Oh those look yummy. I have to start baking GF. I wonder if I could use flax or chia instead of the eggs?

I don't know a whole lot about the chemistry of baking, but I'm a little worried that the almond flour needs something to really bind it. If either of those things does that well then I'd say yes. I'm wondering if maybe banana would be a good sub.

This recipe is egg free and uses flax seed and water. (Shows you how much I know. :giggle) http://thecleankitchen.westslopedesign.com/morning-glory-muffins-gluten-free/ So I guess it does work.

ShangriLewis
04-14-2013, 08:24 PM
Yeah flax or chia usually work fine for me. But, I have never worked with almond flour.

Lily
04-14-2013, 08:30 PM
If you do the flax with the almond flour, you will need to do the flax gel recipe (heat it up so that it gets really thick and sticky). It doesn't seem to work otherwise because the almond flour is heavier than regular flour. I've never tried chia with almond.

ShangriLewis
04-14-2013, 09:43 PM
Thanks :). Sorry to derail the thread.

Mert
04-14-2013, 09:46 PM
Thanks :). Sorry to derail the thread.

No biggie! :hug I learned from your question too!

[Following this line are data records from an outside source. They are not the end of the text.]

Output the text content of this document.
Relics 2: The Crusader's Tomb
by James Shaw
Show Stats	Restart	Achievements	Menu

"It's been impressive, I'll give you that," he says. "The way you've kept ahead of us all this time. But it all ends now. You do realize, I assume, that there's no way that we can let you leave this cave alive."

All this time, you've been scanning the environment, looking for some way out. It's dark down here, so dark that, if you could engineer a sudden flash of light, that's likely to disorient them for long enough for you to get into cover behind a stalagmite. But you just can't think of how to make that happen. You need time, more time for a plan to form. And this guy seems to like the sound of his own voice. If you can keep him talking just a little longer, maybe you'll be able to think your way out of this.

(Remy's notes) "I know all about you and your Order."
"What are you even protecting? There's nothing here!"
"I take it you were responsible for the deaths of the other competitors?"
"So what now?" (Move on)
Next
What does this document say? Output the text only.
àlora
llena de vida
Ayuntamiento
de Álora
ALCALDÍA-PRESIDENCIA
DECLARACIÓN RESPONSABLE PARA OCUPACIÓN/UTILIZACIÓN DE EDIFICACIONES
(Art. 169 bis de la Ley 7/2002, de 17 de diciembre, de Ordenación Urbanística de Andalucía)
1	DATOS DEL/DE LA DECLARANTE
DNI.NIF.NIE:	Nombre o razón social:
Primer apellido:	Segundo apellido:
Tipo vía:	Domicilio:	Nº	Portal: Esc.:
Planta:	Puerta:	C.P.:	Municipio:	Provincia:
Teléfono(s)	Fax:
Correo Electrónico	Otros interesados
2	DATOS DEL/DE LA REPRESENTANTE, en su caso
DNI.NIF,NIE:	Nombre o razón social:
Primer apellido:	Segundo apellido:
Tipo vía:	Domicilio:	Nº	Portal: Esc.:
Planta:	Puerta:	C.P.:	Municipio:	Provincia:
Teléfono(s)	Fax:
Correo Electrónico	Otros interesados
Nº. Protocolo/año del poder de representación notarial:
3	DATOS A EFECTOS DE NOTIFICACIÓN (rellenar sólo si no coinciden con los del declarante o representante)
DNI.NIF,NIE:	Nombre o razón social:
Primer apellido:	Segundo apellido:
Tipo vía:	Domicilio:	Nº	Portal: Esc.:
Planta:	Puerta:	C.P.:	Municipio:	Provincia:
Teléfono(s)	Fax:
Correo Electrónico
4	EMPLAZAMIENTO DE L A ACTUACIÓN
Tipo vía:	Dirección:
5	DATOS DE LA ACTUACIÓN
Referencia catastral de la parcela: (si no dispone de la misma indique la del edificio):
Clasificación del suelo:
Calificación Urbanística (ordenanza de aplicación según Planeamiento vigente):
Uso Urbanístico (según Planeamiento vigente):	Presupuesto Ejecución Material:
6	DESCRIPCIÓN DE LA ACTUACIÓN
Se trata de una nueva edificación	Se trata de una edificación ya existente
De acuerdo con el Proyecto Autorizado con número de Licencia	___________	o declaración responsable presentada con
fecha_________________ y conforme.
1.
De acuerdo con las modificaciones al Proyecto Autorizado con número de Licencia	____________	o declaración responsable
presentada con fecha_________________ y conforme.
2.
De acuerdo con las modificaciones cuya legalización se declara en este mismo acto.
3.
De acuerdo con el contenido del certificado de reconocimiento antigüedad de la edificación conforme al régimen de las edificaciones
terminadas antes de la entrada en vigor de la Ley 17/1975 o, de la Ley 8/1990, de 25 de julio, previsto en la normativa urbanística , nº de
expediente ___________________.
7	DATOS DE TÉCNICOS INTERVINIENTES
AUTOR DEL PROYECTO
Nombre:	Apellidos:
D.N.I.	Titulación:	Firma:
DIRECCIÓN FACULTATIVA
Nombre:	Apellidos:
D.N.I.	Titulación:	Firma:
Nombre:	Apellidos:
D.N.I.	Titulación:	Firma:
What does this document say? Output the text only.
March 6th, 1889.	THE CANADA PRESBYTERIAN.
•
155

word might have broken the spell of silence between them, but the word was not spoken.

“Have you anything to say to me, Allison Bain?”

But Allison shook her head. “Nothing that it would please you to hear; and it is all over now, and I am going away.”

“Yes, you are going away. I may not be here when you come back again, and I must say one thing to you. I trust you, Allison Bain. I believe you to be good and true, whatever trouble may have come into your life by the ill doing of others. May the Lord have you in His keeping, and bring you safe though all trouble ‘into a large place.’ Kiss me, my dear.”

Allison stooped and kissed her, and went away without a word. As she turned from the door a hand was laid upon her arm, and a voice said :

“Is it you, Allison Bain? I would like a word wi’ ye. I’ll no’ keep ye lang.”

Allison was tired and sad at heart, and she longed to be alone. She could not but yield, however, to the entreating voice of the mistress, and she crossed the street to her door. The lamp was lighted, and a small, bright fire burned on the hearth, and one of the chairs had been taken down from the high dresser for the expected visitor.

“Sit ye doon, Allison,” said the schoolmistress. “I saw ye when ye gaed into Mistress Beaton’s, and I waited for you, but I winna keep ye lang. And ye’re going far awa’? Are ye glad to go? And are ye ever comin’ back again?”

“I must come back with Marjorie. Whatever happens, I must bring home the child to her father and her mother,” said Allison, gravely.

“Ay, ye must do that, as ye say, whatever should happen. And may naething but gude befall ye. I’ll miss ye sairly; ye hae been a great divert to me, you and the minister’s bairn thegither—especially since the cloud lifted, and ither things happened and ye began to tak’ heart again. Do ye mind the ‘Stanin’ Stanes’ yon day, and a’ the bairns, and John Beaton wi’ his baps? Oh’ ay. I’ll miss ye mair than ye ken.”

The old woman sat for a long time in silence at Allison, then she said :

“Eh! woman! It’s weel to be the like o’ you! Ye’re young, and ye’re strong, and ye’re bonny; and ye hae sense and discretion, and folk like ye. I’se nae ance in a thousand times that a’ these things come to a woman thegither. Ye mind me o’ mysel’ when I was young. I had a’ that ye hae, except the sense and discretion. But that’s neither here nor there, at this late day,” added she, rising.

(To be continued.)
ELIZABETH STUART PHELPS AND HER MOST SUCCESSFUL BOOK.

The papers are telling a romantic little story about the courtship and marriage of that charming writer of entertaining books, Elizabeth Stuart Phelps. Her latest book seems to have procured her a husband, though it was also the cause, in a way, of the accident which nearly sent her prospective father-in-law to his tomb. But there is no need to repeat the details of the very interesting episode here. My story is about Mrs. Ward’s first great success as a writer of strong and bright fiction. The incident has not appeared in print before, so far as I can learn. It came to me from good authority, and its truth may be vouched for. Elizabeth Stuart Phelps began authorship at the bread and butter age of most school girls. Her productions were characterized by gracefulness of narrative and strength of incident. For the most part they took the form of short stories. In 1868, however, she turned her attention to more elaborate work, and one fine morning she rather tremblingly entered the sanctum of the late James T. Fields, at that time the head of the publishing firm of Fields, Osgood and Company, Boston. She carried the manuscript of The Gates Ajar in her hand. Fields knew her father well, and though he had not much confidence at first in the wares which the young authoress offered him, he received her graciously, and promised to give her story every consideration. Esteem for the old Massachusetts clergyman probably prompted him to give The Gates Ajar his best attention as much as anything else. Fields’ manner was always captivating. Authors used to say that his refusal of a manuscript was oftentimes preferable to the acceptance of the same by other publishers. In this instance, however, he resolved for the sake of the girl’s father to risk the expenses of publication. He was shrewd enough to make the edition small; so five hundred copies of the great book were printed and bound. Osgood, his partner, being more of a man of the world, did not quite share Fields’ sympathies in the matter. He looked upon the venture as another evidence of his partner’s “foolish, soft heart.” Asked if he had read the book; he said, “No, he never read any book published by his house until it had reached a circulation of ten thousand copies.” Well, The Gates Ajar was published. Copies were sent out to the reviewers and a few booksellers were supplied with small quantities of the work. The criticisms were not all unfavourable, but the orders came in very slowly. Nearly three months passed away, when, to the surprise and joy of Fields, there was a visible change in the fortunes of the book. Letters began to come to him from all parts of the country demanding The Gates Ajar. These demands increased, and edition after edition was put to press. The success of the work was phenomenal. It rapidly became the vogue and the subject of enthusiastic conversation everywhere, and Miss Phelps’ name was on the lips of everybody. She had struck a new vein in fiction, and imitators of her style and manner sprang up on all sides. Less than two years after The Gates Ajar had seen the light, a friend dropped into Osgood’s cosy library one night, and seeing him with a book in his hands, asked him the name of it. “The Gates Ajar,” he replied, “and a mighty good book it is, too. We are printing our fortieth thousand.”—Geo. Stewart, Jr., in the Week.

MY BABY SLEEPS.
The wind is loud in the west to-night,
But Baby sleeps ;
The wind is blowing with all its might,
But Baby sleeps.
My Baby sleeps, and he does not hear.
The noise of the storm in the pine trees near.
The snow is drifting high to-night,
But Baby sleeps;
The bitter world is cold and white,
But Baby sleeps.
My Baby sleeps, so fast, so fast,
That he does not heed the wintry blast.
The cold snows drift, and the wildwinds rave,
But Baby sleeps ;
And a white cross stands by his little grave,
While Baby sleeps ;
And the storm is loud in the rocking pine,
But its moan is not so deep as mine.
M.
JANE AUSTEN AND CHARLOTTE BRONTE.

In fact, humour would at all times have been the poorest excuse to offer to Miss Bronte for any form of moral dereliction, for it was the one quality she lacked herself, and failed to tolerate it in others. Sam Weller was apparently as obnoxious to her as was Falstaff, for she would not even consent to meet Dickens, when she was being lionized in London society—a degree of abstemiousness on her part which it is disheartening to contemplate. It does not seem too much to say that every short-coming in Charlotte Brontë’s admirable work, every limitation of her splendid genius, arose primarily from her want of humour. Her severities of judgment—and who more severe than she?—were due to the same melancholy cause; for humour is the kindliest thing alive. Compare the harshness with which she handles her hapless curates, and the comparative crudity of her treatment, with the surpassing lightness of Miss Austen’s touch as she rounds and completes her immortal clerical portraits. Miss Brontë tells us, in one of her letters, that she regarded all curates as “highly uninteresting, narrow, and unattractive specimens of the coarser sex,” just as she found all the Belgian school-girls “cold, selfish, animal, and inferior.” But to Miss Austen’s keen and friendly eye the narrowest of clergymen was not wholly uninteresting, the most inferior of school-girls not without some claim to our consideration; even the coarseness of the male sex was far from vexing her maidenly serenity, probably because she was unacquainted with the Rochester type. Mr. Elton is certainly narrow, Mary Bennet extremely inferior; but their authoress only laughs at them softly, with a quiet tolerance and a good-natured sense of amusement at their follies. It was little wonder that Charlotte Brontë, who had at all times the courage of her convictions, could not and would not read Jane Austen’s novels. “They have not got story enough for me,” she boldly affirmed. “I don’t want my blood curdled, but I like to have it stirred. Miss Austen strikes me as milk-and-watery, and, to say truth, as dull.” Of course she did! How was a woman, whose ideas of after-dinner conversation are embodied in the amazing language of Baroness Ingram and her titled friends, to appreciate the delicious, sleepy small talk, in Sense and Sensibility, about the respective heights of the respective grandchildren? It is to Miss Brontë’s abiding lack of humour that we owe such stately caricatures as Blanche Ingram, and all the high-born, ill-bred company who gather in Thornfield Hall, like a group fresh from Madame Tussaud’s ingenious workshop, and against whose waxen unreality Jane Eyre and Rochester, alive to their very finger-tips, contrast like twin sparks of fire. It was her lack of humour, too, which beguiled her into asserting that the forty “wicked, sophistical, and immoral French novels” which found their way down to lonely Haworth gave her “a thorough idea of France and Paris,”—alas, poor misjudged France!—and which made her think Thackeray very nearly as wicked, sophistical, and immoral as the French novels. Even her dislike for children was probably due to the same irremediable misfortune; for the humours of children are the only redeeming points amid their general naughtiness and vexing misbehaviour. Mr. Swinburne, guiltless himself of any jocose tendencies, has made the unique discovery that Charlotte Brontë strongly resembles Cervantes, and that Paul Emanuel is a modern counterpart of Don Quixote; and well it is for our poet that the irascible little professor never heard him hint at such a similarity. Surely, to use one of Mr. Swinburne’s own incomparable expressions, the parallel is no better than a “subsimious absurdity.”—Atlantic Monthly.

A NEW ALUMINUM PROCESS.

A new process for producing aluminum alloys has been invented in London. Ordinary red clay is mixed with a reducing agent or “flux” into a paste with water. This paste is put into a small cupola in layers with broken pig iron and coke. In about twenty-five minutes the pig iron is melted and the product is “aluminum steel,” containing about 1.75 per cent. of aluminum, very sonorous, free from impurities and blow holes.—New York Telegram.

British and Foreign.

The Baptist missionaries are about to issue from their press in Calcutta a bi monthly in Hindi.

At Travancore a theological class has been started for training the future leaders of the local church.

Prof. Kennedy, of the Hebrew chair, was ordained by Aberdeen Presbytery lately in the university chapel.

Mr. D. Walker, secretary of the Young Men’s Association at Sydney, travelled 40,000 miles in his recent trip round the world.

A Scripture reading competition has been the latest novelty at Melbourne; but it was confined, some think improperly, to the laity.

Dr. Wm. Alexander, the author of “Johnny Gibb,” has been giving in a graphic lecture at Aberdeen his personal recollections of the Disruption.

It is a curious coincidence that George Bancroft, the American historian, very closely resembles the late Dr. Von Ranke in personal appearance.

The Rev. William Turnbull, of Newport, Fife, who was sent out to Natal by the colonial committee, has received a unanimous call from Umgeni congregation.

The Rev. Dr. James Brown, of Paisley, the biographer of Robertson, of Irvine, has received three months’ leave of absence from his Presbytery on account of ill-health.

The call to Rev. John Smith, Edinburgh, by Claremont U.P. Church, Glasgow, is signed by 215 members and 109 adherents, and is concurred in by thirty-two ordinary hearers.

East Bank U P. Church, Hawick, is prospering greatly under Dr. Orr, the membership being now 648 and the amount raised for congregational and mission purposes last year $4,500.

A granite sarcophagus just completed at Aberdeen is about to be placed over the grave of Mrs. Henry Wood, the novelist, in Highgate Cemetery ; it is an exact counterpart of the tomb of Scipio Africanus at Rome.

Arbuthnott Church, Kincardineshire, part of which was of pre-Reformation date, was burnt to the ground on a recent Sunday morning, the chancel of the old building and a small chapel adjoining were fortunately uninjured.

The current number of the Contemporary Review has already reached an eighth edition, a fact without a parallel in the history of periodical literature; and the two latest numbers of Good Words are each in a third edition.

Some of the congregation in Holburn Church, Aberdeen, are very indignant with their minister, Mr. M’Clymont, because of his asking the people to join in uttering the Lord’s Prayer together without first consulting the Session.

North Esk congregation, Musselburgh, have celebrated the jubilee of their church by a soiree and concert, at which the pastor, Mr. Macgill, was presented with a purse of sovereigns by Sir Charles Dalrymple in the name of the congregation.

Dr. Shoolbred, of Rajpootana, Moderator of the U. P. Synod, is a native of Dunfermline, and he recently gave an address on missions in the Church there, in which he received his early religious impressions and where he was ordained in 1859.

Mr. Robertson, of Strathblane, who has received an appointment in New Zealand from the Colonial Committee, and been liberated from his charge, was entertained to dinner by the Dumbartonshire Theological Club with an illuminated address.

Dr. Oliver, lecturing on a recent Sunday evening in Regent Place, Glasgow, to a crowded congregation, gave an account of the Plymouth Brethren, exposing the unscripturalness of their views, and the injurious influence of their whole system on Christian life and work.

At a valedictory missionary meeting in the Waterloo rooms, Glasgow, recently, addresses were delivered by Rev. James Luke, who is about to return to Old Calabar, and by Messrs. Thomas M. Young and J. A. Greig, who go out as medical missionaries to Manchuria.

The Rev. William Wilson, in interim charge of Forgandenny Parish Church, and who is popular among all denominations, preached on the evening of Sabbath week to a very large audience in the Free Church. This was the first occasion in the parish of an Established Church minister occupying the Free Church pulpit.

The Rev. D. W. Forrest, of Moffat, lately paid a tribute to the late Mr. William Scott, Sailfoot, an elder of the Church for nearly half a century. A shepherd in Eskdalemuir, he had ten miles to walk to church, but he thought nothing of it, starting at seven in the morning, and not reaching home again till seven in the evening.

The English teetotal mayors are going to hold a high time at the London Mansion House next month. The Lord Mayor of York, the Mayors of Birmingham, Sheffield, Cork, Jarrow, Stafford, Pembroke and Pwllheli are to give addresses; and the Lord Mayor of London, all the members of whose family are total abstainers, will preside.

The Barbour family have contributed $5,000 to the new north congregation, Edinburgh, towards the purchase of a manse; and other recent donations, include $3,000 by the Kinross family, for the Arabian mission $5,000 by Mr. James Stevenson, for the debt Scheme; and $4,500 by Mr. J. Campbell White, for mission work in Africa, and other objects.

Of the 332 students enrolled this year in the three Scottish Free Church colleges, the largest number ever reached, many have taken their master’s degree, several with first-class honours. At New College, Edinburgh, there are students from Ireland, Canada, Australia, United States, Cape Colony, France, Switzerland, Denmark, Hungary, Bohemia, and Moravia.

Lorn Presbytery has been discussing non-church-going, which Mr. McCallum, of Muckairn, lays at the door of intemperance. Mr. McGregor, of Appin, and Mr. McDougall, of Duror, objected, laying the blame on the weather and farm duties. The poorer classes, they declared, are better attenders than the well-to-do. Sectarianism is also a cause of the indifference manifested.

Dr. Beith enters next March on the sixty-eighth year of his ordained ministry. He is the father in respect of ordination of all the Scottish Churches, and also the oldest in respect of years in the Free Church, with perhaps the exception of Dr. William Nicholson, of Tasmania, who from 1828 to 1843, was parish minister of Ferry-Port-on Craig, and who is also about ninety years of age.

It's all good. :grin

Lily
04-14-2013, 09:51 PM
Oh and sometimes, it's helpful to add another egg's worth of flax when baking with almond flour.

Quiteria
04-14-2013, 10:07 PM
You may have to adjust the liquid /dry ratio when you blend things, because it will change the surface area to be wetted on chunky dry ingredients like oats, and moist things like apples or carrots might release a little more liquid once chopped...it might balance, or it might lean one way or the other...I'd try the amounts given and then tweak a tablespoon more of something wet or dry until it seems like a familiar consistency from anything else you've made successfully with alond flour. ;)

3boysforme
04-17-2013, 09:37 AM
Did you try it? How did it work out?